Quería buscarlo para darle el pésame, para consolarlo. No le respondió los mensajes. No sabe nada. No se imagina nada de nada. Juan Imperio le dejó su número. Pero, no se ha atrevido a contarle, a pedirle que le diga a su jefe, que lo entere de las noticias que ella tiene que darle. Tiene dudas, quiere que él le ayude a tomar la decisión. No entiende que, en eso, ella va sola.

—Emilia, ya no lo busques más. Si él quisiera, ya te habría llamado —las palabras de Doménica siguen flotando en el ambiente.

—Si veo un BMW, me fijo para descartar si no será él que quiere volver conmigo. Tengo todo el derecho de mundo de seguir esperándolo. No siento pena ni vergüenza en decirte que me muero, me muero porque vuelva a mí. No quiero que todo esto se convierta en retazos descoloridos de su memoria y la mía. No. No. Quiero recordar, recordar su cuerpo, desde el cabello hasta los dedos de los pies. La sensación de los dientes, la forma de los muslos, la textura de la piel. Ya no sé en dónde empieza la imaginación, la alucinación o la memoria —se pasa las manos sobre el vientre llora desconsolada.
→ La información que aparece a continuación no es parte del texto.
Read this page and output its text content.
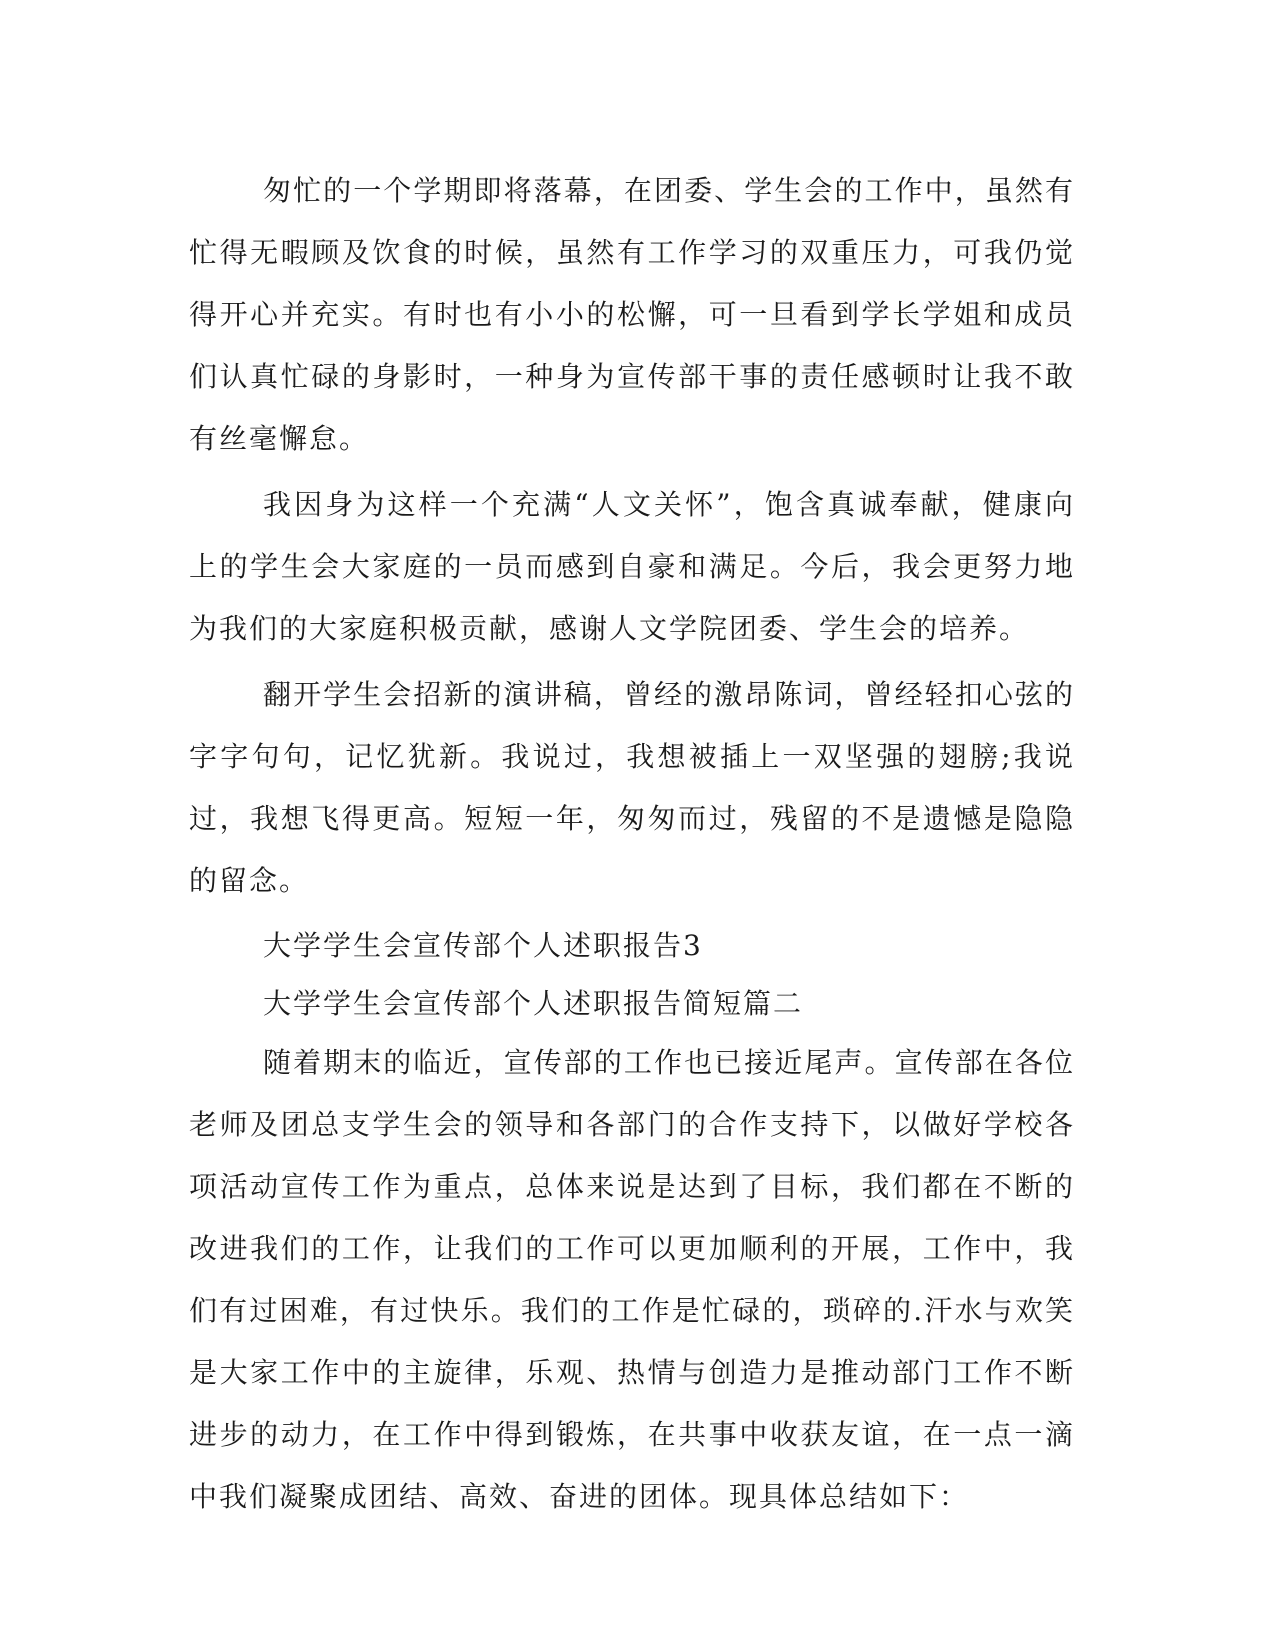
匆忙的一个学期即将落幕，在团委、学生会的工作中，虽然有忙得无暇顾及饮食的时候，虽然有工作学习的双重压力，可我仍觉得开心并充实。有时也有小小的松懈，可一旦看到学长学姐和成员们认真忙碌的身影时，一种身为宣传部干事的责任感顿时让我不敢有丝毫懈怠。

我因身为这样一个充满“人文关怀”，饱含真诚奉献，健康向上的学生会大家庭的一员而感到自豪和满足。今后，我会更努力地为我们的大家庭积极贡献，感谢人文学院团委、学生会的培养。

翻开学生会招新的演讲稿，曾经的激昂陈词，曾经轻扣心弦的字字句句，记忆犹新。我说过，我想被插上一双坚强的翅膀;我说过，我想飞得更高。短短一年，匆匆而过，残留的不是遗憾是隐隐的留念。

大学学生会宣传部个人述职报告3

大学学生会宣传部个人述职报告简短篇二

随着期末的临近，宣传部的工作也已接近尾声。宣传部在各位老师及团总支学生会的领导和各部门的合作支持下，以做好学校各项活动宣传工作为重点，总体来说是达到了目标，我们都在不断的改进我们的工作，让我们的工作可以更加顺利的开展，工作中，我们有过困难，有过快乐。我们的工作是忙碌的，琐碎的.汗水与欢笑是大家工作中的主旋律，乐观、热情与创造力是推动部门工作不断进步的动力，在工作中得到锻炼，在共事中收获友谊，在一点一滴中我们凝聚成团结、高效、奋进的团体。现具体总结如下：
—Emilia, quédate con lo que te dejó y no te metas en más problemas. Si insistes, te puedes estar metiendo en terrenos peligrosos, lo sabes. No hay forma de retener a un hombre casado. Y, a como están las cosas, lo que le quieres decir, tal vez no sea una buena noticia para él.

—¿Y si sí? Y si esto le sirve de consuelo —la voz de Emilia era hueca, como si quisiera convencerse y al mismo tiempo sume la panza como si tuviera miedo.

Doménica mira a la mujer que la está interrogando. A ella no le cuenta sobre eso. Si no le preguntan, es que no tienen idea. Lo único que le hace falta a Emilia es que la involucren en una investigación por un asesinato masivo. Cómo si no tuviera suficientes problemas. Da respuestas a lo que le preguntan y le pide a Dios no haber dado más información que la justa. No quiere que se le vaya la lengua, tampoco quiere problemas ni que la acusen de obstrucción de la justicia. Le dije, piensa, le dije. Se lo advertí y no se imaginó que su cuento de azúcar se iba a volver de hiel.

La detective se despide. Agradece y se retira. Doménica cierra la puerta de su departamento y suspira. Piensa en su amiga. Solo ella sabe lo que hará. Tiene orejas de pescado. Sigue empecinada. Tengo la impresión, piensa Doménica, de que ese reencuentro nunca se va a dar. Sin embargo, ese regreso irreal, virtual es lo que la mantiene algo viva y la saca de la muerte. Es cierto, sigue hundiéndose. Sigue sin entender que ahora está sola y que tal vez, sea mejor así.